Supplementary Figure 3

The results of the PCR amplification detecting each transcript variation in sperm. (a) Gel electrophoresis of PCR products. Water served as blank control. Genomic DNA was used as the comparison template to determine whether there was contamination of genomic DNA in the sperm cDNA specimen. ODF2 transcript variation 11 and 21 shared the primer pair for detecting, and ODF2 transcript variation 13 and 16 shared the primer pair for detecting.

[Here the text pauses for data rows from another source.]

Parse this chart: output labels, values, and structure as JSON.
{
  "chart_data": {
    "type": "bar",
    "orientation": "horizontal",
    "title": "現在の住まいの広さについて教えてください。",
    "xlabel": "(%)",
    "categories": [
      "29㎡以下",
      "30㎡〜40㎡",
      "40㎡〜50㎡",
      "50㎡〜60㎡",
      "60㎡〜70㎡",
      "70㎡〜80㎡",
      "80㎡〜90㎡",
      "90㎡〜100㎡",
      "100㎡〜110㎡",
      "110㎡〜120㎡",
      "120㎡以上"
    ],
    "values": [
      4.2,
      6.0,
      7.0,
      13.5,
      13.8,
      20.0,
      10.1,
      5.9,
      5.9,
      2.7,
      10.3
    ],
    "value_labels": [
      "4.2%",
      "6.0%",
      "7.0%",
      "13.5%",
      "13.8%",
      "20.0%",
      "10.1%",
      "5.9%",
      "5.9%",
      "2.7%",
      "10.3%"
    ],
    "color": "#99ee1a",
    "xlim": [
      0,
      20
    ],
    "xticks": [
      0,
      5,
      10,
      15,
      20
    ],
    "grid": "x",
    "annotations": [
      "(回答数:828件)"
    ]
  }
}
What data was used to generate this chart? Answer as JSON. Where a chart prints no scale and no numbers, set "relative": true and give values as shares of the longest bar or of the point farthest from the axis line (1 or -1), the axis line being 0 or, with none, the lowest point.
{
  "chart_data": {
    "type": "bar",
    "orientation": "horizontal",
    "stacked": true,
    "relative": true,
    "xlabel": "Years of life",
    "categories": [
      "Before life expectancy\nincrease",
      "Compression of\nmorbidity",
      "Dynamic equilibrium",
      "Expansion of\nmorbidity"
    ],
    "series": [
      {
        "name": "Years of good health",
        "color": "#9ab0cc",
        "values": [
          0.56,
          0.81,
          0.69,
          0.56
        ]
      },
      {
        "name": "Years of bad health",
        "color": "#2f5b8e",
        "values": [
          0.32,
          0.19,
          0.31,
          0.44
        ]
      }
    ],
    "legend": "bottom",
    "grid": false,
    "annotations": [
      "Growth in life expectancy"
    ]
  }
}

Only ODF2 transcript variation 10 and GAPDH were specifically detected to be expressed at a high level in sperm (indicated by the rectangle frames). Primer pair for detecting ODF2 transcript variation 4 generated a nonspecific product with strong band which was different from the expected product in size (the expected product should be 2060 bp in size). Some of the other primer pairs, such as those for detecting transcript variant 3 and transcript variant 6, generated products that matched expected products in size (indicated by the underlines), while the bands were pretty weak, indicating the low abundances of these transcripts expressed in sperm. Based on the result provided in Figure 3, it could be determined that transcript variations 9, 11, 12, 13, 14, 15, 17, 18, 19, 20, 21, and 22 were not expressed in sperm, and no expected products could be observed when primer pairs for detecting them were employed. However, due to the limited sequences that could be used for primer designing, the specificity of some primers was not satisfying. Many unexpected products could be observed. Besides, the low abundances of some transcripts made the bands unclear in the gel. It was unable to determine whether the other transcript variations were expressed in sperm from these results. Almost no product in PCR products generated from sperm cDNA could be detected in that generated from genomic DNA, determining that there was no contamination of genomic DNA in sperm cDNA specimen; (b) Aligning of sequencing result of the PCR product generated by primer pair for detecting ODF2 transcript variation 10. Matched primer sequences were highlighted in green. Only ODF2 transcript variation 10 matches the sequencing result perfectly.